Whether rendered as a snapshot of the ocean floor or a few drops of water under a microscope, the densely inhabited paintings by Robert Steven Connett (previously) are brimming with vitality. The Los Angeles-based artist probes the planet’s bodies of water, unveiling a range of flora and fauna that populate the mysterious and sometimes psychedelic ecosystems with exacting detail.
From jellyfish and seaweed to microbes, the organisms memorialize Earth’s dwindling biodiversity. The onslaught of news concerning the climate crisis informs how Connett understands the urgency of his works—they evoke Ernst Haeckel’s illustrations but diverge from the German biologist’s drawings in color palette and foreboding elements—which serve as both earnest studies of aquatic creatures and “a tribute to life as it was before the great extinctions began.”

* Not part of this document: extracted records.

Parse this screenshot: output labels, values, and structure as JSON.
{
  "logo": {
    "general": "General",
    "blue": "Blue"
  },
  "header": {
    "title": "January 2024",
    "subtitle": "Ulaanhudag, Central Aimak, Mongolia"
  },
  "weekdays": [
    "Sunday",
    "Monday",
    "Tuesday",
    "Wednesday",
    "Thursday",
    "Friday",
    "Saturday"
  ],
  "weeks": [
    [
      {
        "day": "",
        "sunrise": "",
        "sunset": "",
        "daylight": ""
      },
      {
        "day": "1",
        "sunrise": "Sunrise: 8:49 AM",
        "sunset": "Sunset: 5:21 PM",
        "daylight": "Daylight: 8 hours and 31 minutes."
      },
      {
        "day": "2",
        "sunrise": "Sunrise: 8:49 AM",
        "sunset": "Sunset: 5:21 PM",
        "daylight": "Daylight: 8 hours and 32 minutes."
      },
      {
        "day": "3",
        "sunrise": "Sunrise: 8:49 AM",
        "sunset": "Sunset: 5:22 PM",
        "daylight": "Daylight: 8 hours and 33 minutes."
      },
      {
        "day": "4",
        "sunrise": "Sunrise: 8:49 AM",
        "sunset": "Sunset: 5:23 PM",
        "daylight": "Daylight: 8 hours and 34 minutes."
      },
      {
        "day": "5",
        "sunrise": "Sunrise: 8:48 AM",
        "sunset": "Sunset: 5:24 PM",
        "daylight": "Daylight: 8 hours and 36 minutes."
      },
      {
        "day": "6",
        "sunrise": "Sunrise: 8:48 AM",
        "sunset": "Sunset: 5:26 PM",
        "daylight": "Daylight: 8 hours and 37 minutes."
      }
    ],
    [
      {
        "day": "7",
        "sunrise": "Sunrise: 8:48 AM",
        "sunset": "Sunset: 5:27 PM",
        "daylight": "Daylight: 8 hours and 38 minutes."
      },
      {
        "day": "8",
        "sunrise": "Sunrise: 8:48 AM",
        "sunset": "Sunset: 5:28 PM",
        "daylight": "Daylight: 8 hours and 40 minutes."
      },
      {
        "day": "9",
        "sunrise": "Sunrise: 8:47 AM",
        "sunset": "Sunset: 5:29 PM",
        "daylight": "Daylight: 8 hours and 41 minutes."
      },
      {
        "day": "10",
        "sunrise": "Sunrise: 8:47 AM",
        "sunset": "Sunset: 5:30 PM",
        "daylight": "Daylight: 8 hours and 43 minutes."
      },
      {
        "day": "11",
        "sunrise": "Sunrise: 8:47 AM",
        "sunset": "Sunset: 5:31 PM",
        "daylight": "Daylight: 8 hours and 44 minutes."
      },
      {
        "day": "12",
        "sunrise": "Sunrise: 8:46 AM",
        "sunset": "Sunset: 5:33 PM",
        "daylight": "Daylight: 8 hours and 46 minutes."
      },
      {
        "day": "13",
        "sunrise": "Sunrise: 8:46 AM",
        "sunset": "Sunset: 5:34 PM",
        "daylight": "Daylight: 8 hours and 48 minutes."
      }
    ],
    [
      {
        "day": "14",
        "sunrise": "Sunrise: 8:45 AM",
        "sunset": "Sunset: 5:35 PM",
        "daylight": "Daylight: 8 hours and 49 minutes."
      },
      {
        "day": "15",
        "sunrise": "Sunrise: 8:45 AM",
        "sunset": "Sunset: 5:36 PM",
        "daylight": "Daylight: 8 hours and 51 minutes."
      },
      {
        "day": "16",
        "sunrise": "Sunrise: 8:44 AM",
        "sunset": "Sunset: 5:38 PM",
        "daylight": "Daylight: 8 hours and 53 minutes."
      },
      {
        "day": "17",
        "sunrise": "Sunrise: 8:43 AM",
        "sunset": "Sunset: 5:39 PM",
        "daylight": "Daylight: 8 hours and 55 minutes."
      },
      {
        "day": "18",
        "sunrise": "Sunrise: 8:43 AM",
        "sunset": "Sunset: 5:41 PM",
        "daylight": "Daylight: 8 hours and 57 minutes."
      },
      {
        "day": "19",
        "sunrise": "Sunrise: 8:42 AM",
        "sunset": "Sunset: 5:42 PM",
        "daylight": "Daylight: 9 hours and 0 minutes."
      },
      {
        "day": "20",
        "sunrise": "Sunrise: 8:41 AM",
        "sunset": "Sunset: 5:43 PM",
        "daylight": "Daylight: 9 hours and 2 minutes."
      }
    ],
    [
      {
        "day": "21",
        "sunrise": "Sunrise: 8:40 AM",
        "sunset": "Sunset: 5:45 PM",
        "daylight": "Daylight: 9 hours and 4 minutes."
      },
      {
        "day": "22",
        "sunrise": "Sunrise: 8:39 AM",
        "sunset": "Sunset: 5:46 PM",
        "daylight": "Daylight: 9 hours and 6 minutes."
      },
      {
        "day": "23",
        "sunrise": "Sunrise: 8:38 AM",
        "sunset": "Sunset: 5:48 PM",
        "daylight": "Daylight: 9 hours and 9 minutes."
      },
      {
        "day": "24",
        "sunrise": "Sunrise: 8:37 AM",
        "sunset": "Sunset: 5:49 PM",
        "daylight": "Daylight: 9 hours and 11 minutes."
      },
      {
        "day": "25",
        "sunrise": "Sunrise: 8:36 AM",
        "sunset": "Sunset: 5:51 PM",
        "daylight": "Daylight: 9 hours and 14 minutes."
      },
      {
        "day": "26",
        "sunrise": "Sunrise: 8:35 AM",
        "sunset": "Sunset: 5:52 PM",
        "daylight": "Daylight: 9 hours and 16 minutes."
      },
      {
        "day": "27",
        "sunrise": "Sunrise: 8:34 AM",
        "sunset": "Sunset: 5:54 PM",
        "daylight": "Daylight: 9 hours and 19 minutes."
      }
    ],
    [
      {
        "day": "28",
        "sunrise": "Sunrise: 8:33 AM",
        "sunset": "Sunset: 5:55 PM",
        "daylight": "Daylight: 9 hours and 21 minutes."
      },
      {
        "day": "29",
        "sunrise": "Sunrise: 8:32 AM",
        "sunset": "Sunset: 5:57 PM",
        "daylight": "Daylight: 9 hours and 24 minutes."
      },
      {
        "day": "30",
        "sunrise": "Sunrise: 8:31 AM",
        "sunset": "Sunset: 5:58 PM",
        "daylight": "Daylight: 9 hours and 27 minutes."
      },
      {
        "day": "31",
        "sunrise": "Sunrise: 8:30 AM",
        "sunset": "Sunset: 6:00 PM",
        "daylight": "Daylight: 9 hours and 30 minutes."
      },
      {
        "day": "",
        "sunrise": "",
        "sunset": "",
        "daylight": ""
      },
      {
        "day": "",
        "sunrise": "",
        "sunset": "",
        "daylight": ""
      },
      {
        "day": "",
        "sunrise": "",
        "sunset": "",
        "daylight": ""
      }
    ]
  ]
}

Even so, Connett shares that he focuses on the immense beauty and his curiosity about the natural world. “I don’t want to sully the pictures I paint with death and ugliness,” he says. “I’m afraid the news of the real world will supply plenty of that.” He explains further:
In the shadow of a withering planet, I create worlds that are lush and thriving. I hope my work can encourage and uplift those who are disheartened by the climate crisis. However, creating a memory of a time when our world was stable is not enough. We all must do everything we can to lessen the causes of the crisis.